Panasonic Youth

Git Clone vs cp -R --> WTF?

I knew git was fast, and I even knew it was faster than a lot of plain linux local file operations. Still, this still blew me away:

  rsanheim@ares:~/src/personal/oss $ du -hd 0 insoshi/
  26M	insoshi/

  rsanheim@ares:~/src/personal/oss $ time git clone insoshi/ /tmp/insoshi
  Initialize /tmp/insoshi/.git
  Initialized empty Git repository in /private/tmp/insoshi/.git/
  Checking out files: 100% (2193/2193), done.

  real	0m3.826s
  user	0m0.251s
  sys	0m0.658s

  rsanheim@ares:~/src/personal/oss $ time cp -R insoshi/ /tmp/insoshi_cp

  real	0m9.065s
  user	0m0.114s
  sys	0m1.442s

Ok, so a 26 meg repo takes almost three times as long to copy via a recursive cp than a local git clone.
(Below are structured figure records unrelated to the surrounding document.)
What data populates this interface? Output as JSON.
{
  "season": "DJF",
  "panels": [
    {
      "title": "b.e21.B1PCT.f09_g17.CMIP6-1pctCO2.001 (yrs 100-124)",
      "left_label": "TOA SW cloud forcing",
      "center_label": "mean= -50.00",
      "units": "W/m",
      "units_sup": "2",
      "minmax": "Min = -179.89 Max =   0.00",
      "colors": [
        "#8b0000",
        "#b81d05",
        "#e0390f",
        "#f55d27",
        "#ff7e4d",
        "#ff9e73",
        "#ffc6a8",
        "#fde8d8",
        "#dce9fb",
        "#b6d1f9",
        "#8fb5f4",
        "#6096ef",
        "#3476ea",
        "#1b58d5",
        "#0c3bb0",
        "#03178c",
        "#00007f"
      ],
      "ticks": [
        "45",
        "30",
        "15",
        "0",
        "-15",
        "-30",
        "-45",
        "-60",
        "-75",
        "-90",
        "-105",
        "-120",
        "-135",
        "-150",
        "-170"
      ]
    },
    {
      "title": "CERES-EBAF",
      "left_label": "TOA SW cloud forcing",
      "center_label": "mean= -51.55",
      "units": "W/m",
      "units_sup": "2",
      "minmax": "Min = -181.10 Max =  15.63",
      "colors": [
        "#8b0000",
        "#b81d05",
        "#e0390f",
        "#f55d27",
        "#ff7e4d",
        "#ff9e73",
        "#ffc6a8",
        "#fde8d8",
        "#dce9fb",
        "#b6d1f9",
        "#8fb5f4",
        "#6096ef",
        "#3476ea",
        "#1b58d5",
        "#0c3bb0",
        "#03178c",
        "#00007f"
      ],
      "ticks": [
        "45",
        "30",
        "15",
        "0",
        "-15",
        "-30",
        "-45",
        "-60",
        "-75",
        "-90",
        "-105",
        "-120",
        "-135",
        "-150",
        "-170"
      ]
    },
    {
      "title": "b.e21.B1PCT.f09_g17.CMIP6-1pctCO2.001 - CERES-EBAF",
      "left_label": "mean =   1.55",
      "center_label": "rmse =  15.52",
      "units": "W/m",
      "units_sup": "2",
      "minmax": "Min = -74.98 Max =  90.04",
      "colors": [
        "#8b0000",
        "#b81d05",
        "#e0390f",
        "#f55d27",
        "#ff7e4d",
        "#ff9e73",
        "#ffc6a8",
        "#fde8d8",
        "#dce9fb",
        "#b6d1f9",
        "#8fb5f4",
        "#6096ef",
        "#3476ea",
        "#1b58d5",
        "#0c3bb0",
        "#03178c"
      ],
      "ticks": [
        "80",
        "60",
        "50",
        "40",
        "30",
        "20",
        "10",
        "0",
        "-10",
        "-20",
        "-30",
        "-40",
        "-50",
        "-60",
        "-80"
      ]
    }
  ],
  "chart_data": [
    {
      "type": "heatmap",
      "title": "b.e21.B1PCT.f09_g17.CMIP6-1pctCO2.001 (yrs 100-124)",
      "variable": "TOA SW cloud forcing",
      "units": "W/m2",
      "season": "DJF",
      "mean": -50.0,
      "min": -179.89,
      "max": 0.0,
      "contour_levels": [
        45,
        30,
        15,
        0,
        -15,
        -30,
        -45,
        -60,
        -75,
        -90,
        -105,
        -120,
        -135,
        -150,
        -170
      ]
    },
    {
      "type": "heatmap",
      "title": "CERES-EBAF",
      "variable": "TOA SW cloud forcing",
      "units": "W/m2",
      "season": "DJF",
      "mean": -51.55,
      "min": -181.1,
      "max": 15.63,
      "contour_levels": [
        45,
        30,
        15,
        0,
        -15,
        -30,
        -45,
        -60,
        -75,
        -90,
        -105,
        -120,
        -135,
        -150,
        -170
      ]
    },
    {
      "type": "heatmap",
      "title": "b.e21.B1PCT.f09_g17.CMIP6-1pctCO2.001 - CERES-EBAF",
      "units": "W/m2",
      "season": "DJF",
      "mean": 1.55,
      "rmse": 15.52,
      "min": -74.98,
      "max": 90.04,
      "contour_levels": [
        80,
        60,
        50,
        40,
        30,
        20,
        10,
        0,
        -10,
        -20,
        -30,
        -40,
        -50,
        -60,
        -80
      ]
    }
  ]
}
Thats a fairly small repo, lets try something bigger:

  rsanheim@ares:~/src/relevance $ du -hd 0 rails
  75M	rails

  rsanheim@ares:~/src/relevance $ time git clone rails /tmp/rails2
  Initialize /tmp/rails2/.git
  Initialized empty Git repository in /private/tmp/rails2/.git/

  real	0m2.321s
  user	0m0.151s
  sys	0m0.465s

  rsanheim@ares:~/src/relevance $ time cp -R rails/ /tmp/rails

  real	0m7.133s
  user	0m0.067s
  sys	0m1.505s

The rails repo at 75 megs is still ~ 3 times faster.

Obviously, this is not scientific at all, but the point is pretty clear. Git is doing some magic that lets it move files around locally 2 to 3 times faster than a plain copy. From looking at the man page, I would guess it has something to do with git using hardlinks for things in .git/objects when cloning locally. My linux fu falls down a bit here – what are the ramifications of using hard links versus doing a “real” copy?

(This also makes me want to try out gitbak even more…)